Jennifer Gray described what she saw and did Thursday after smelling smoke seeping through her walls from her neighbor's kitchen.
"It was burning my nostrils, I couldn't breathe," she said.
Fire crews arrived around 5:50 am, and Gray says she was surprised at what firefighters found.
"They said it was from the fire burning across the interstate, but there was no smoke out here, but there was smoke in my apartment," said Gray.
Jacksonville Police released a statement on behalf of the Fire Department stating they did an internal walk of Gray's apartment and walked around the duplex.
The release stated, "No sign of smoke or fire was found; firemen used a thermal imager, which is a device that detects heat, and no sign of fire was found."
Gray says about an hour after fire crews left, a maintenance man saw black fire damage around the back, went into the apartment and found five lifeless bodies.
Hours after losing her neighbors, Gray retraced her steps, wondering why crews didn't catch it.
"Look further into it if you smell smoke and it's not in the atmosphere or the ground level there is something else going on," she said.

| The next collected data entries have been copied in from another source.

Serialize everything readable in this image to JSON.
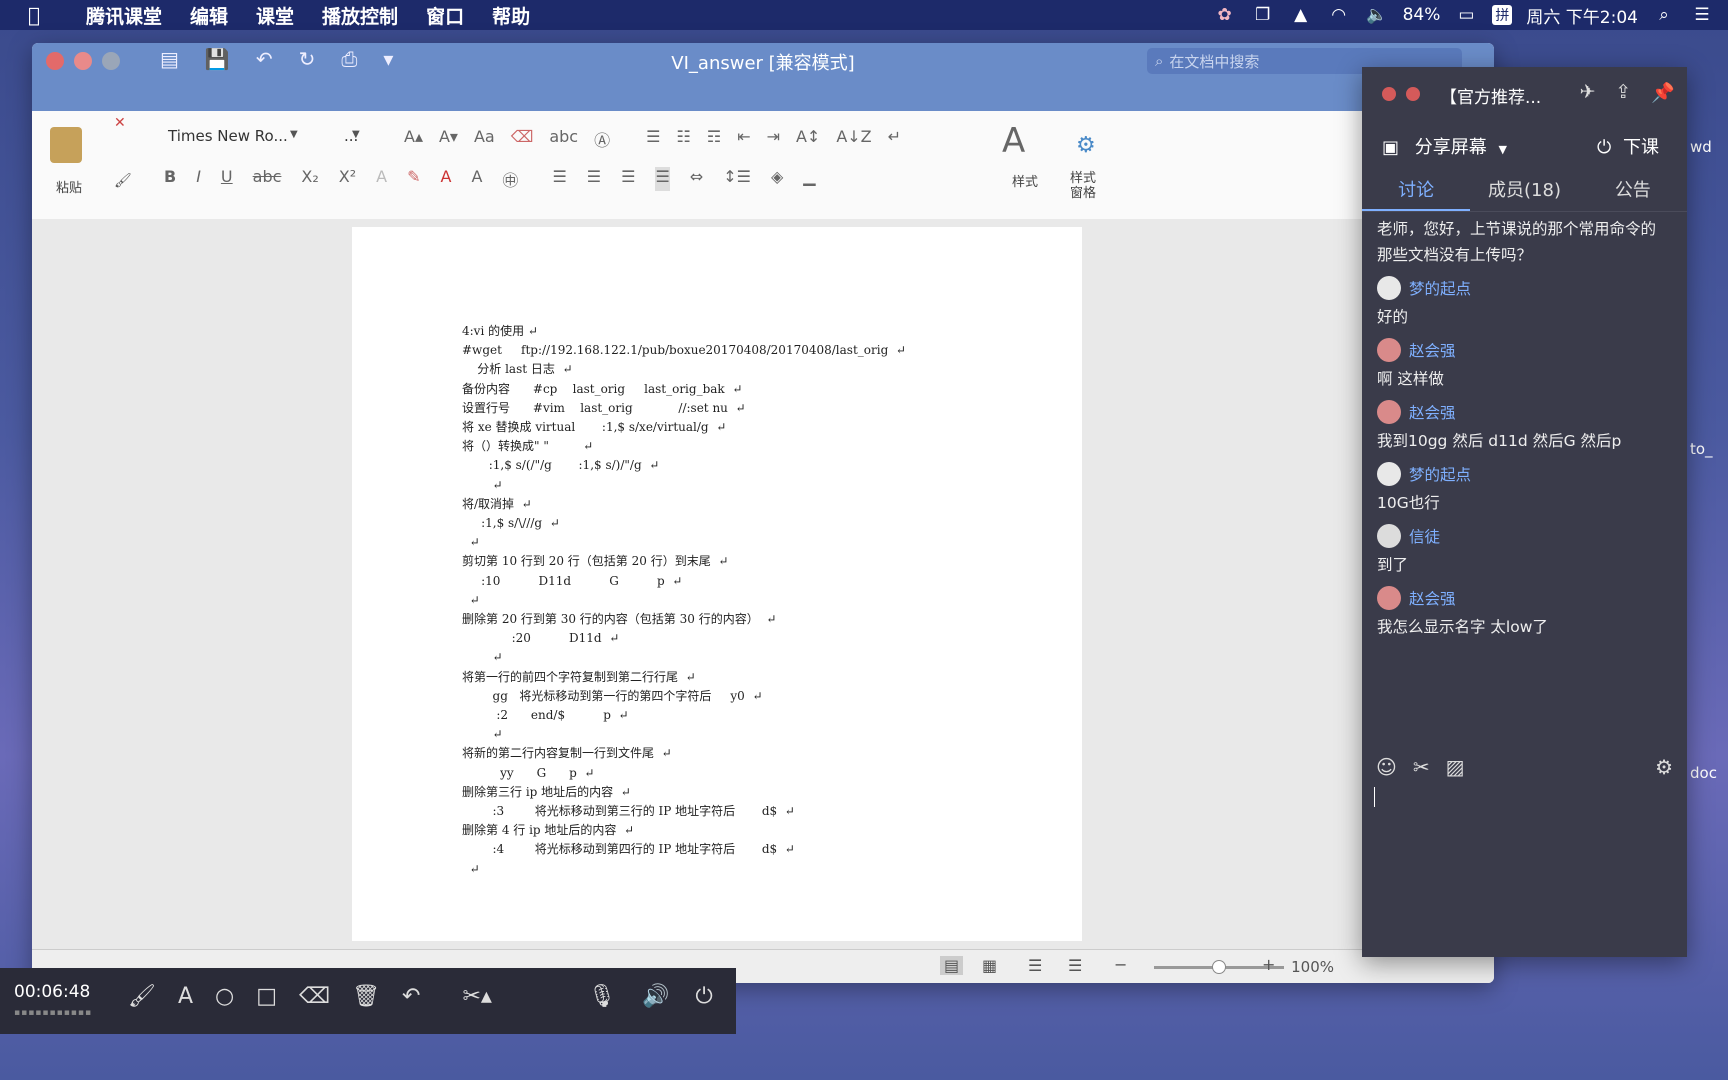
{
  "menubar": {
    "apple_icon": "apple-logo",
    "items": [
      "腾讯课堂",
      "编辑",
      "课堂",
      "播放控制",
      "窗口",
      "帮助"
    ],
    "battery": "84%",
    "input_method": "拼",
    "clock": "周六 下午2:04"
  },
  "word": {
    "title": "VI_answer [兼容模式]",
    "search_placeholder": "在文档中搜索",
    "ribbon": {
      "paste": "粘贴",
      "font_name": "Times New Ro...",
      "font_size": "...",
      "styles": "样式",
      "styles_pane": "样式\n窗格"
    },
    "document": {
      "lines": [
        "4:vi 的使用 ↵",
        "#wget     ftp://192.168.122.1/pub/boxue20170408/20170408/last_orig  ↵",
        "    分析 last 日志  ↵",
        "备份内容      #cp    last_orig     last_orig_bak  ↵",
        "设置行号      #vim    last_orig            //:set nu  ↵",
        "将 xe 替换成 virtual       :1,$ s/xe/virtual/g  ↵",
        "将（）转换成\" \"         ↵",
        "       :1,$ s/(/\"/g       :1,$ s/)/\"/g  ↵",
        "        ↵",
        "将/取消掉  ↵",
        "     :1,$ s/\\///g  ↵",
        "  ↵",
        "剪切第 10 行到 20 行（包括第 20 行）到末尾  ↵",
        "     :10          D11d          G          p  ↵",
        "  ↵",
        "删除第 20 行到第 30 行的内容（包括第 30 行的内容）  ↵",
        "             :20          D11d  ↵",
        "        ↵",
        "将第一行的前四个字符复制到第二行行尾  ↵",
        "        gg   将光标移动到第一行的第四个字符后     y0  ↵",
        "         :2      end/$          p  ↵",
        "        ↵",
        "将新的第二行内容复制一行到文件尾  ↵",
        "          yy      G      p  ↵",
        "删除第三行 ip 地址后的内容  ↵",
        "        :3        将光标移动到第三行的 IP 地址字符后       d$  ↵",
        "删除第 4 行 ip 地址后的内容  ↵",
        "        :4        将光标移动到第四行的 IP 地址字符后       d$  ↵",
        "  ↵"
      ]
    },
    "zoom": "100%"
  },
  "chat": {
    "title": "【官方推荐...",
    "share_screen": "分享屏幕",
    "end_class": "下课",
    "tabs": [
      "讨论",
      "成员(18)",
      "公告"
    ],
    "messages": [
      {
        "sender": "",
        "text": "老师，您好，上节课说的那个常用命令的那些文档没有上传吗？",
        "avatar": ""
      },
      {
        "sender": "梦的起点",
        "text": "好的",
        "avatar": "#e8e8e8"
      },
      {
        "sender": "赵会强",
        "text": "啊 这样做",
        "avatar": "#d98a8a"
      },
      {
        "sender": "赵会强",
        "text": "我到10gg 然后 d11d 然后G 然后p",
        "avatar": "#d98a8a"
      },
      {
        "sender": "梦的起点",
        "text": "10G也行",
        "avatar": "#e8e8e8"
      },
      {
        "sender": "信徒",
        "text": "到了",
        "avatar": "#dcdcdc"
      },
      {
        "sender": "赵会强",
        "text": "我怎么显示名字 太low了",
        "avatar": "#d98a8a"
      }
    ]
  },
  "recorder": {
    "time": "00:06:48"
  },
  "bg": {
    "wd": "wd",
    "to": "to_",
    "doc": "doc"
  }
}
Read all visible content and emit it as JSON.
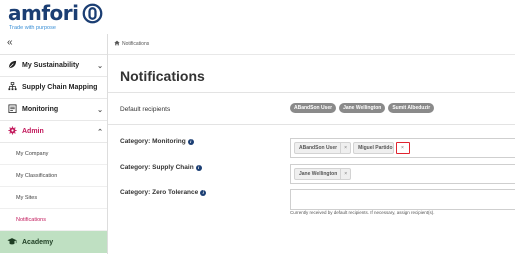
{
  "brand": {
    "name": "amfori",
    "tagline": "Trade with purpose",
    "color": "#1b3e73"
  },
  "sidebar": {
    "collapse_label": "«",
    "items": [
      {
        "label": "My Sustainability",
        "icon": "leaf-icon",
        "chevron": "⌄"
      },
      {
        "label": "Supply Chain Mapping",
        "icon": "org-chart-icon",
        "chevron": ""
      },
      {
        "label": "Monitoring",
        "icon": "clipboard-icon",
        "chevron": "⌄"
      },
      {
        "label": "Admin",
        "icon": "gear-icon",
        "chevron": "⌃"
      }
    ],
    "admin_sub_items": [
      {
        "label": "My Company"
      },
      {
        "label": "My Classification"
      },
      {
        "label": "My Sites"
      },
      {
        "label": "Notifications"
      }
    ],
    "academy": {
      "label": "Academy",
      "icon": "graduation-cap-icon"
    }
  },
  "breadcrumb": {
    "label": "Notifications",
    "icon": "home-icon"
  },
  "page": {
    "title": "Notifications"
  },
  "rows": {
    "default": {
      "label": "Default recipients",
      "recipients": [
        "ABandSon User",
        "Jane Wellington",
        "Sumit Albeduzir"
      ]
    },
    "monitoring": {
      "label": "Category: Monitoring",
      "tags": [
        "ABandSon User",
        "Miguel Partido"
      ]
    },
    "supply_chain": {
      "label": "Category: Supply Chain",
      "tags": [
        "Jane Wellington"
      ]
    },
    "zero_tolerance": {
      "label": "Category: Zero Tolerance",
      "tags": [],
      "help": "Currently received by default recipients. If necessary, assign recipient(s)."
    }
  },
  "tag_remove_symbol": "×",
  "info_symbol": "i",
  "colors": {
    "admin_accent": "#c2185b",
    "academy_bg": "#bfe0c2",
    "highlight": "#e0242f"
  }
}
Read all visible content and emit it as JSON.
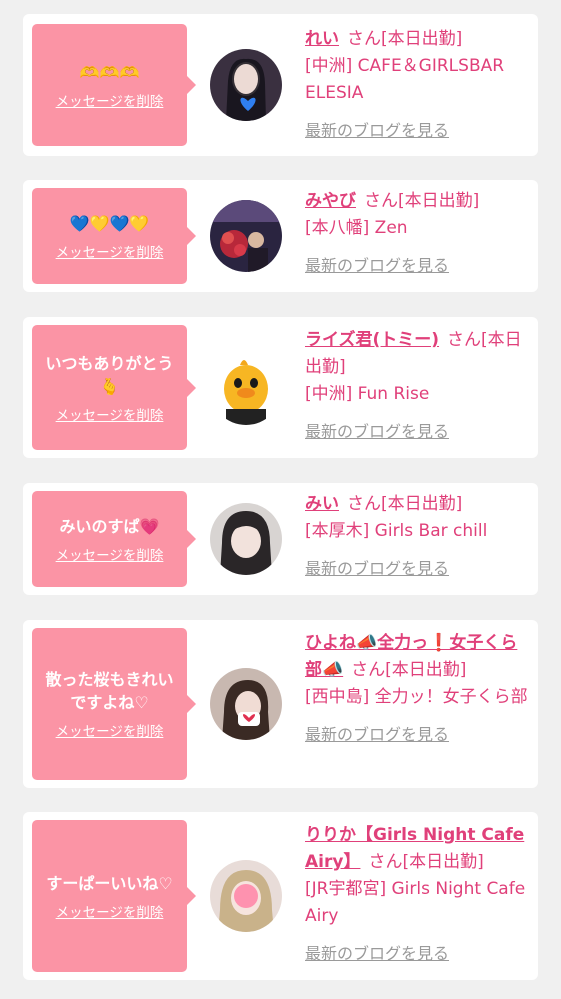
{
  "delete_label": "メッセージを削除",
  "san_label": "さん",
  "blog_label": "最新のブログを見る",
  "colors": {
    "bubble": "#fb94a5",
    "accent": "#e0407a",
    "muted": "#9a9a9a"
  },
  "cards": [
    {
      "message": "🫶🫶🫶",
      "name": "れい",
      "status": "[本日出勤]",
      "shop": "[中洲] CAFE＆GIRLSBAR ELESIA",
      "avatar": "portrait-dark-hair-heart"
    },
    {
      "message": "💙💛💙💛",
      "name": "みやび",
      "status": "[本日出勤]",
      "shop": "[本八幡] Zen",
      "avatar": "flower-bouquet-photo"
    },
    {
      "message": "いつもありがとう🫰",
      "name": "ライズ君(トミー)",
      "status": "[本日出勤]",
      "shop": "[中洲] Fun Rise",
      "avatar": "yellow-chick-mascot"
    },
    {
      "message": "みいのすぱ💗",
      "name": "みい",
      "status": "[本日出勤]",
      "shop": "[本厚木] Girls Bar chill",
      "avatar": "portrait-bangs"
    },
    {
      "message": "散った桜もきれいですよね♡",
      "name": "ひよね📣全力っ❗女子くら部📣",
      "status": "[本日出勤]",
      "shop": "[西中島] 全力ッ！女子くら部",
      "avatar": "portrait-heart-sticker"
    },
    {
      "message": "すーぱーいいね♡",
      "name": "りりか【Girls Night Cafe Airy】",
      "status": "[本日出勤]",
      "shop": "[JR宇都宮] Girls Night Cafe Airy",
      "avatar": "portrait-pink-blur"
    }
  ]
}
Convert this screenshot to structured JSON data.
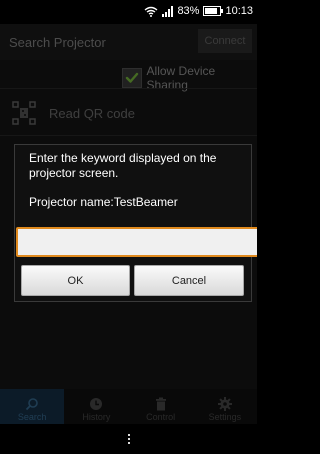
{
  "status_bar": {
    "battery": "83%",
    "time": "10:13",
    "battery_level": 0.83
  },
  "app_bar": {
    "title": "Search Projector",
    "connect_label": "Connect"
  },
  "sharing": {
    "label": "Allow Device Sharing",
    "checked": true
  },
  "qr": {
    "label": "Read QR code"
  },
  "dialog": {
    "message": "Enter the keyword displayed on the projector screen.",
    "projector_name": "Projector name:TestBeamer",
    "keyword_value": "",
    "ok_label": "OK",
    "cancel_label": "Cancel"
  },
  "tabs": [
    {
      "label": "Search",
      "icon": "search-icon",
      "active": true
    },
    {
      "label": "History",
      "icon": "clock-icon",
      "active": false
    },
    {
      "label": "Control",
      "icon": "trash-icon",
      "active": false
    },
    {
      "label": "Settings",
      "icon": "gear-icon",
      "active": false
    }
  ],
  "colors": {
    "accent_input_border": "#e08a1e",
    "check_green": "#7fc241",
    "active_tab": "#17324a"
  }
}
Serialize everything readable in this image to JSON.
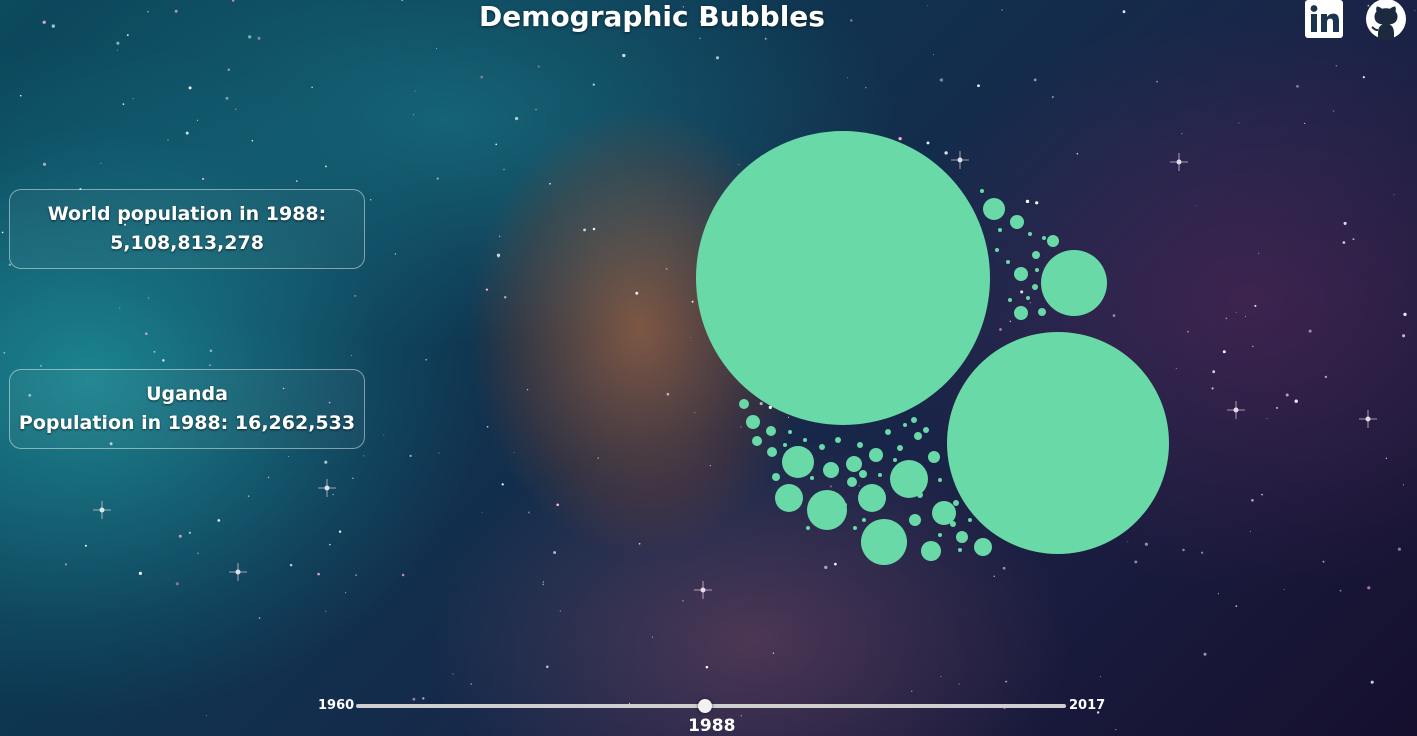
{
  "header": {
    "title": "Demographic Bubbles",
    "links": [
      {
        "name": "linkedin",
        "icon": "linkedin-icon"
      },
      {
        "name": "github",
        "icon": "github-icon"
      }
    ]
  },
  "world_box": {
    "line1": "World population in 1988:",
    "line2": "5,108,813,278"
  },
  "country_box": {
    "country": "Uganda",
    "population_line": "Population in 1988: 16,262,533"
  },
  "year_slider": {
    "min_label": "1960",
    "max_label": "2017",
    "min": 1960,
    "max": 2017,
    "value": 1988,
    "value_label": "1988"
  },
  "colors": {
    "bubble": "#6ad9a8",
    "text": "#ffffff"
  }
}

KARK called the Jacksonville Fire Department, they refused to comment on the ongoing investigation but say they believe crews took appropriate action at the time.
In their statement, they also said they believe the smoke in the area was lingering from another structure fire, across the highway.
Stunned by the tragedy, Gray says she still wishes more could have been done.
"It was not a tiny fire... it was a huge fire," she said.
Investigators are still working to determine what caused the fire. We're told there is no governing standard for how firefighters respond to calls. Each department determines their own standards of practice.